The LPO fielded a decent-sized string section, single woodwinds, a pair of horns, a trumpet (the great Paul Beniston, surely?), a trombone, timpani, piano, harp and plenty of percussion: an orchestra large and varied enough to intrigue and to inspire. When we asked Rosalind which of the instruments she would like to play, she unhesitatingly chose the timpani, ‘because they’re so big and make a fabulous noise!’ With Kettle in her name, perhaps this is an appropriate choice for her.
The concert was presented – very engagingly – by Lucy Hollins, with Juya Shin, the LPO’s current Fellow Conductor, on the podium. After a spruce performance of Poulenc’s Marche (from his Deux Marches et un Intermède) Hollins established an instant rapport with the hundreds of children in the audience and organised us all to sing Deep Down Under the Sea (some of it in four parts) – the song we had been learning with Rosie Adediran in the Clore Ballroom. Her challenge ‘There is nothing better than a live orchestra, is there?’ brought enthusiastic agreement.
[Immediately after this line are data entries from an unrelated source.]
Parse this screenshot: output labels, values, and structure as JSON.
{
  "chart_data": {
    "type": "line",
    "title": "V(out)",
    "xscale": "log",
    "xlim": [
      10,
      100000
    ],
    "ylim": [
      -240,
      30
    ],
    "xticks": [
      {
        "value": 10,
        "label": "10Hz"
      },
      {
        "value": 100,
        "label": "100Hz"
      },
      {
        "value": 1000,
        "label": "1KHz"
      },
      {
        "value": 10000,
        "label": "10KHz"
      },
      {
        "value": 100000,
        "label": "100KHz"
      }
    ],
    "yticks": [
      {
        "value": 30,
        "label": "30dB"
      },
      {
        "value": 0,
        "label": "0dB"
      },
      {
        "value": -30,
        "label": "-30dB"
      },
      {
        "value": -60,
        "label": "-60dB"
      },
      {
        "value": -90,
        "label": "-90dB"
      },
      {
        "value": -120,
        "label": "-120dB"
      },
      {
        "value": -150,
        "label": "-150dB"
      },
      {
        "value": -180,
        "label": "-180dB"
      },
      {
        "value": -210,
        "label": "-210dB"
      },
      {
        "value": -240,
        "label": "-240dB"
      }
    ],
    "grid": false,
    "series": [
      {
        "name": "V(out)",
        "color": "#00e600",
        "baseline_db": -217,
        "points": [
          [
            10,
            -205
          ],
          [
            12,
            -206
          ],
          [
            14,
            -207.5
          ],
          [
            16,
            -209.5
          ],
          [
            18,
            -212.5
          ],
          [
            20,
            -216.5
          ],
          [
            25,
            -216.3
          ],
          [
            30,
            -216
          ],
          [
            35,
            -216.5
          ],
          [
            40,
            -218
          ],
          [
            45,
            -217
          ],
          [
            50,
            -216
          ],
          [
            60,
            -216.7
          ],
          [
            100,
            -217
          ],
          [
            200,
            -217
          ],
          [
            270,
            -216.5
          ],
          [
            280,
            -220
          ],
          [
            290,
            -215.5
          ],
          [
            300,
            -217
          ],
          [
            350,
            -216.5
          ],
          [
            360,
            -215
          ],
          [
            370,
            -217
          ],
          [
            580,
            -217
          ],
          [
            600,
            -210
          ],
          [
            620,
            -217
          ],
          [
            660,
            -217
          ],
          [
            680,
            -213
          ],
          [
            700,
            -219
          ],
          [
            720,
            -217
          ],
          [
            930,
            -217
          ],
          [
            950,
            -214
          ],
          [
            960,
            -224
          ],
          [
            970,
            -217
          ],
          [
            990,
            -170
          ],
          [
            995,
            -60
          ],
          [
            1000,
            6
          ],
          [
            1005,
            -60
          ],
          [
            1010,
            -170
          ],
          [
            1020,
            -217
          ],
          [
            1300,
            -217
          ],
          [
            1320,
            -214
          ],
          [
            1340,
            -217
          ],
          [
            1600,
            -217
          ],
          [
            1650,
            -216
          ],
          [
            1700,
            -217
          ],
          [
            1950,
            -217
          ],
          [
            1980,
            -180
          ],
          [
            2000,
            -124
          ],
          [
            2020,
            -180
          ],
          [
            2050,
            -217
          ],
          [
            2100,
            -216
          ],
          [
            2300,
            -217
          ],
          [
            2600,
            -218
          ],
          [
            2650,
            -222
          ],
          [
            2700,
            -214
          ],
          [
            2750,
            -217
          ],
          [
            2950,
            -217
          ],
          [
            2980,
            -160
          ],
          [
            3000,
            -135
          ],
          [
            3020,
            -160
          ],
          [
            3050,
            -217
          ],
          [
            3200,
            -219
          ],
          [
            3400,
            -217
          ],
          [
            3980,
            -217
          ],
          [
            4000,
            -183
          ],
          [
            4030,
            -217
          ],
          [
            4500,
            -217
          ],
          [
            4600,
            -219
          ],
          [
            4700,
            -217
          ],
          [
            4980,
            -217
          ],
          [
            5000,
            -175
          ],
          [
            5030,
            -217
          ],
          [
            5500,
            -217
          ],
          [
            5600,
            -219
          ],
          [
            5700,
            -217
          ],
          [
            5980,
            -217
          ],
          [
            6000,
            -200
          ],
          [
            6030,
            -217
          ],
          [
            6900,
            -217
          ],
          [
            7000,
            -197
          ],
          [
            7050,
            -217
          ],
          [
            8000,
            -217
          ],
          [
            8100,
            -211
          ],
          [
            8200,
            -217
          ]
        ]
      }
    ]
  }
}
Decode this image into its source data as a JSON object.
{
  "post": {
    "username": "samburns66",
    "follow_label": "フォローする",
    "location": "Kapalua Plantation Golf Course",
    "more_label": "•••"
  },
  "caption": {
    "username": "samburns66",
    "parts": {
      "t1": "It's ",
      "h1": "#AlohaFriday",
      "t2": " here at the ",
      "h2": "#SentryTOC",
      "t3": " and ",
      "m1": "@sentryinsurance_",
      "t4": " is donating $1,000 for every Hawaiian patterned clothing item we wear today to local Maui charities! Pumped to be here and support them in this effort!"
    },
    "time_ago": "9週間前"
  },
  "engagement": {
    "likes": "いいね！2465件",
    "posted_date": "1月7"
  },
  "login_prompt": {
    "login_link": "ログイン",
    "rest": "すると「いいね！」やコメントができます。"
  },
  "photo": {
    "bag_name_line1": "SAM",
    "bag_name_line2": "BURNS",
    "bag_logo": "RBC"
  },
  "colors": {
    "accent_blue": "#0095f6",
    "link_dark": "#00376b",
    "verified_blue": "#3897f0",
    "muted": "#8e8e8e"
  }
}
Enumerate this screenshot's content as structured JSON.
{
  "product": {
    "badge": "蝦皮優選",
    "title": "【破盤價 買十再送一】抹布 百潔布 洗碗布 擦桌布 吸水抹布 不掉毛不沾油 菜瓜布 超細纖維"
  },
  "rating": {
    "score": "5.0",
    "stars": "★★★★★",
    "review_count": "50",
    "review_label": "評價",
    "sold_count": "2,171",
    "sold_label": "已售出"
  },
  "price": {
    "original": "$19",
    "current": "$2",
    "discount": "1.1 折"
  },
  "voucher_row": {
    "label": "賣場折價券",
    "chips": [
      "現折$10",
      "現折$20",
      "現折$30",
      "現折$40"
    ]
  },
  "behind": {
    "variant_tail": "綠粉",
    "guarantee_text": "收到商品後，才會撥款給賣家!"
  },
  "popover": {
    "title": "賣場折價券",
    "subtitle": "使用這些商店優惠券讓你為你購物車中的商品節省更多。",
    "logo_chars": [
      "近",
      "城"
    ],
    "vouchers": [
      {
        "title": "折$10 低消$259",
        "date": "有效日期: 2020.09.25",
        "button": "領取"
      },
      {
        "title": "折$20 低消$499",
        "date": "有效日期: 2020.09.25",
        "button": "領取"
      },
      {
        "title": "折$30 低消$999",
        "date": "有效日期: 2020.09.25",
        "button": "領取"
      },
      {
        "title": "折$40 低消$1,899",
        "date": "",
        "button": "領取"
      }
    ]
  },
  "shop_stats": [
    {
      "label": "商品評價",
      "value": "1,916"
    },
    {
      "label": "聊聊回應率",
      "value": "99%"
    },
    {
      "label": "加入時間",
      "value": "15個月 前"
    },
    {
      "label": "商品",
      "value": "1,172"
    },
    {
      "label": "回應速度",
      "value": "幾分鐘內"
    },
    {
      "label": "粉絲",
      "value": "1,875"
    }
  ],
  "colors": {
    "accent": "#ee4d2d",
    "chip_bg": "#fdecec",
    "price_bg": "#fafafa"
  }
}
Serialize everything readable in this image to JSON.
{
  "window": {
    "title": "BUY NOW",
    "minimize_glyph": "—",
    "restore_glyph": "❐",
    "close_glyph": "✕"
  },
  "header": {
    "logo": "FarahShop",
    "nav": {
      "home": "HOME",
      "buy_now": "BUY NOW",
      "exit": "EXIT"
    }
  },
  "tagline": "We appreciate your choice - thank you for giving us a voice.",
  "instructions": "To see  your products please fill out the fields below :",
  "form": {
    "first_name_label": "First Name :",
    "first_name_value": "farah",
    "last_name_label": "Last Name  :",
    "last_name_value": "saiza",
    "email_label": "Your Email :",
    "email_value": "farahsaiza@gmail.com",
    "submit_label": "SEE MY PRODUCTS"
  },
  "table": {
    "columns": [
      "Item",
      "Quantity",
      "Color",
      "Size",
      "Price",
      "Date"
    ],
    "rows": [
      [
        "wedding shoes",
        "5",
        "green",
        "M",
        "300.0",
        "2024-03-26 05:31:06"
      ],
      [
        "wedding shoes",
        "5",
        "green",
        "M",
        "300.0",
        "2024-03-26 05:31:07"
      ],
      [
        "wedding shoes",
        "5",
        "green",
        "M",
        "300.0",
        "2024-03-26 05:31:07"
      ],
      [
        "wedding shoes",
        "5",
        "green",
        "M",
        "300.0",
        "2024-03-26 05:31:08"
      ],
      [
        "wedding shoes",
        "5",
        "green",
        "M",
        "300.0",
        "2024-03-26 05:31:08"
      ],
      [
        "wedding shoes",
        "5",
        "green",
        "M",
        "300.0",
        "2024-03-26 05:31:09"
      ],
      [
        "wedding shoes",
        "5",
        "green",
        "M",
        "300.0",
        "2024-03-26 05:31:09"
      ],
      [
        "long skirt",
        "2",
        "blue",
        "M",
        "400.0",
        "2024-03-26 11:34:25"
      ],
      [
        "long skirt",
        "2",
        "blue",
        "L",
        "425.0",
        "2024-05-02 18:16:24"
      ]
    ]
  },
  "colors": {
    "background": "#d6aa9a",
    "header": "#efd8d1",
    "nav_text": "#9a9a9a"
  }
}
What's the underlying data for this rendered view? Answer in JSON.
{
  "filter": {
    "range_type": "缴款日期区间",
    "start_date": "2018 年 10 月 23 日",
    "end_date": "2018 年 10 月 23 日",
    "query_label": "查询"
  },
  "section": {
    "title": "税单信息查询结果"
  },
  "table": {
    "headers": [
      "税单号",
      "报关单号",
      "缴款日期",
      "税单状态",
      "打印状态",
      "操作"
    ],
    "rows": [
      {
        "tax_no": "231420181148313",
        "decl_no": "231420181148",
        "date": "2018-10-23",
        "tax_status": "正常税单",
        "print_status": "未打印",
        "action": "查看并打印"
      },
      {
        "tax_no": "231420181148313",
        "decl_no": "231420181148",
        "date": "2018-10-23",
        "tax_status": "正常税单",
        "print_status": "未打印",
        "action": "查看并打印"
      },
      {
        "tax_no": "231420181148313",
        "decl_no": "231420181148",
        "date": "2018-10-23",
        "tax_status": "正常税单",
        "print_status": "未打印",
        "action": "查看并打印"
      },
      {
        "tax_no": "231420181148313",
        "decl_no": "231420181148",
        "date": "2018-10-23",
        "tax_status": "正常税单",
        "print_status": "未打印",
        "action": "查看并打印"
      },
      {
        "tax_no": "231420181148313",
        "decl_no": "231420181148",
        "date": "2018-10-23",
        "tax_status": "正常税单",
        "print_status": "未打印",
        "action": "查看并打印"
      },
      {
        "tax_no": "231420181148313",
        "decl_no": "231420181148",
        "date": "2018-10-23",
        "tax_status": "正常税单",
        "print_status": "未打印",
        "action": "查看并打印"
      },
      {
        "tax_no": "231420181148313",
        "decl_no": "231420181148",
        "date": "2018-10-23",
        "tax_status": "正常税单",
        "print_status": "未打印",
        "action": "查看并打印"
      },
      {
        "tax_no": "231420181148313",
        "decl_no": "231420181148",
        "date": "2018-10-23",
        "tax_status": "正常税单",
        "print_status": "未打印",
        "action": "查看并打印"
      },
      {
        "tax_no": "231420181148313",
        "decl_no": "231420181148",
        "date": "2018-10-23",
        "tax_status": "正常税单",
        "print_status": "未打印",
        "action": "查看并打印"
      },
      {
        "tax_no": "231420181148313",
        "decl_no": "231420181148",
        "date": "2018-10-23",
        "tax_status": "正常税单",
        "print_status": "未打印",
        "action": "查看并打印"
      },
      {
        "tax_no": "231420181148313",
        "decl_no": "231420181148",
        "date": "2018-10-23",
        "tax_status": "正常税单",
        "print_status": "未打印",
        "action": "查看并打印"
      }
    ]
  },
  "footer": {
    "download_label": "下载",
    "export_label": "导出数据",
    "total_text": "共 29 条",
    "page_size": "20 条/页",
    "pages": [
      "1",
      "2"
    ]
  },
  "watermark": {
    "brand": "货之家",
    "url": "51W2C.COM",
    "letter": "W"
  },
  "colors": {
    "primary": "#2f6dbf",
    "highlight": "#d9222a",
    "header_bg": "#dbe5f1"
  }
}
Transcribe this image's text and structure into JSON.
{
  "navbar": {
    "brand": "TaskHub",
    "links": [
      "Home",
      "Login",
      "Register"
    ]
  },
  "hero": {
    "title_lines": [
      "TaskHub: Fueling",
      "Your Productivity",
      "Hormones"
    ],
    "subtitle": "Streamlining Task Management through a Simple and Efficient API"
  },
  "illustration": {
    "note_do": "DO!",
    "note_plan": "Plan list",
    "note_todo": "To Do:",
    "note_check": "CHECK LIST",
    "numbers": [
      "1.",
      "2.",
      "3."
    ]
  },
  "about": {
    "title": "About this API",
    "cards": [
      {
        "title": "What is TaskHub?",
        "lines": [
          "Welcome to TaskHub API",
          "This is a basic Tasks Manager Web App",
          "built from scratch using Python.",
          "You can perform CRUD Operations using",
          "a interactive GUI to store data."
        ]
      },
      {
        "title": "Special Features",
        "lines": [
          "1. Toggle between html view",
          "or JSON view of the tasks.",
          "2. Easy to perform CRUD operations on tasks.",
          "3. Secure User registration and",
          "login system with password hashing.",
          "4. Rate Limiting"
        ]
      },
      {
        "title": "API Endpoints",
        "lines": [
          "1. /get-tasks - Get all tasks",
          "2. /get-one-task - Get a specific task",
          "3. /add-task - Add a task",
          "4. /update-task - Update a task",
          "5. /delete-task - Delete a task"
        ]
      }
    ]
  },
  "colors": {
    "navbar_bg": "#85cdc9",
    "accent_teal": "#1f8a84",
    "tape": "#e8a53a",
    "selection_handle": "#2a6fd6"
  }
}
The show’s centrepiece was a screening of the wonderful Magic Light Pictures film of The Snail and the Whale with René Aubry’s score played live by the orchestra. It was predictably spellbinding; the brass and percussion made the most of the shark attack and the intrusion of the speed boats (an explicit conservation message); harp, piano, glockenspiel and bells conjured an exotic island. Rosalind was entranced throughout. The final orchestral item was Britten’s Irish Reel: a clever choice, as it does what The Young Person’s Guide to the Orchestra does in briefer and simpler form.
‘More and more, the role of orchestras is giving back, not just playing the concerts and expecting people to turn up as by divine right. If we do that we’ll die, and we’ll deserve to die.’ Sir Simon Rattle back in 1998, reflecting on the importance of music education. As these musicians beamed and waved at the sea of young (and not so young) faces cheering them, they were looking – I hope and expect – at players and audiences of the future.
Axel Scheffler, the book’s illustrator, was in the audience: Rosalind and Ruth managed to grab him for a photo before he disappeared. As we made our way out Ruth asked Rosalind if she would like to go on an adventure over and under the sea. She said yes. ‘Can I come with you?’ Ruth asked. Rosalind considered a moment. ‘Yes, but remember to pack your snorkel.’
Chris Kettle
Thank you for this excellent review, it was a wonderful experience from start to finish!
I love that she was able to independently identify the section where the speedboats disrupt the whale’s course purely instrumentally!